Aug. 11, 2008 -- Getting married doesn't improve one's health as much as it used to, according to a new study.
Married people have historically reported better health than their never-married peers. It has generally been accepted that marriage provides social, psychological, and financial resources that improve overall health. But a new study, published in the September issue of the Journal of Health and Social Behavior, suggests the gap is narrowing, particularly for men.
During the past 30 years, the self-rated health of never-marrieds, both men and women, has improved. Never-married men have steadily reported better health and now report health approaching that of their married peers.
One reason for the trend, according to the study, is that today's society might offer never-married men "greater access to social resources and support" that were in the past primarily found in a spouse. These may include larger pools of never-married people, potentially offering larger groups of friends.
However, things are not improving for all singles. The self-rated health of the widowed, divorced, and separated worsened over time relative to the married. Widows and widowers had the most dramatic declines. In 1972, the widowed were about as likely to report good health as the married, but in 2003, they were 7% less likely to report good health than their married counterparts were.

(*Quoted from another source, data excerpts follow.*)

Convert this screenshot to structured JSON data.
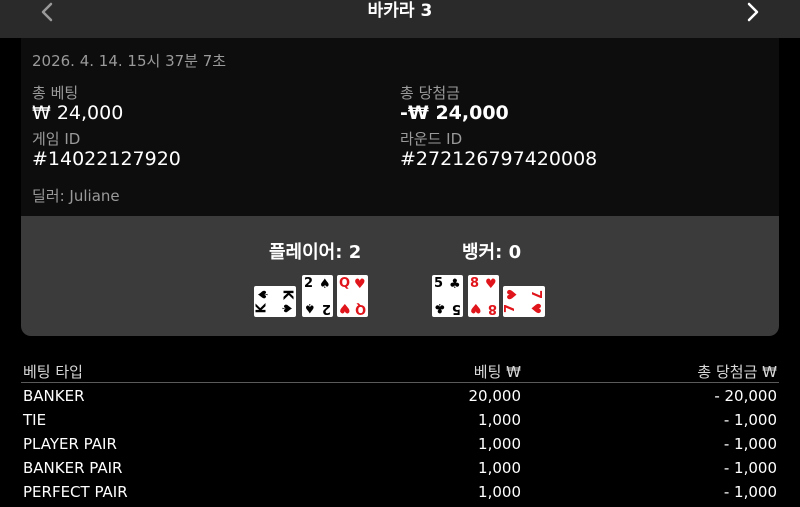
{
  "header": {
    "title": "바카라 3",
    "prev_icon": "chevron-left-icon",
    "next_icon": "chevron-right-icon"
  },
  "details": {
    "datetime": "2026. 4. 14. 15시 37분 7초",
    "total_bet_label": "총 베팅",
    "total_bet_value": "₩ 24,000",
    "total_win_label": "총 당첨금",
    "total_win_value": "-₩ 24,000",
    "game_id_label": "게임 ID",
    "game_id_value": "#14022127920",
    "round_id_label": "라운드 ID",
    "round_id_value": "#272126797420008",
    "dealer": "딜러: Juliane"
  },
  "result": {
    "player_label": "플레이어: 2",
    "banker_label": "뱅커: 0",
    "player_cards": [
      {
        "rank": "K",
        "suit": "♠",
        "color": "black"
      },
      {
        "rank": "2",
        "suit": "♠",
        "color": "black"
      },
      {
        "rank": "Q",
        "suit": "♥",
        "color": "red"
      }
    ],
    "banker_cards": [
      {
        "rank": "5",
        "suit": "♣",
        "color": "black"
      },
      {
        "rank": "8",
        "suit": "♥",
        "color": "red"
      },
      {
        "rank": "7",
        "suit": "♥",
        "color": "red"
      }
    ]
  },
  "bets": {
    "headers": [
      "베팅 타입",
      "베팅 ₩",
      "총 당첨금 ₩"
    ],
    "rows": [
      {
        "type": "BANKER",
        "bet": "20,000",
        "win": "- 20,000"
      },
      {
        "type": "TIE",
        "bet": "1,000",
        "win": "- 1,000"
      },
      {
        "type": "PLAYER PAIR",
        "bet": "1,000",
        "win": "- 1,000"
      },
      {
        "type": "BANKER PAIR",
        "bet": "1,000",
        "win": "- 1,000"
      },
      {
        "type": "PERFECT PAIR",
        "bet": "1,000",
        "win": "- 1,000"
      }
    ]
  }
}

Researcher Hui Liu, an assistant professor and sociologist at Michigan State University, and colleagues call for policymakers to reconsider enacting policies and programs that encourage marriage.
"Encouraging marriage in order to promote health may be misguided," the researchers write. "In fact, getting married increases one's risk for eventual marital dissolution, and marital dissolution seems to be worse for self-rated health now than at any point in the past three decades."
The study is based on 32 years of data from the National Health Interview Study, which includes about 1.1 million participants, including those who are married, widowed, divorced, separated, and never married. The participants were between the ages of 25 and 80.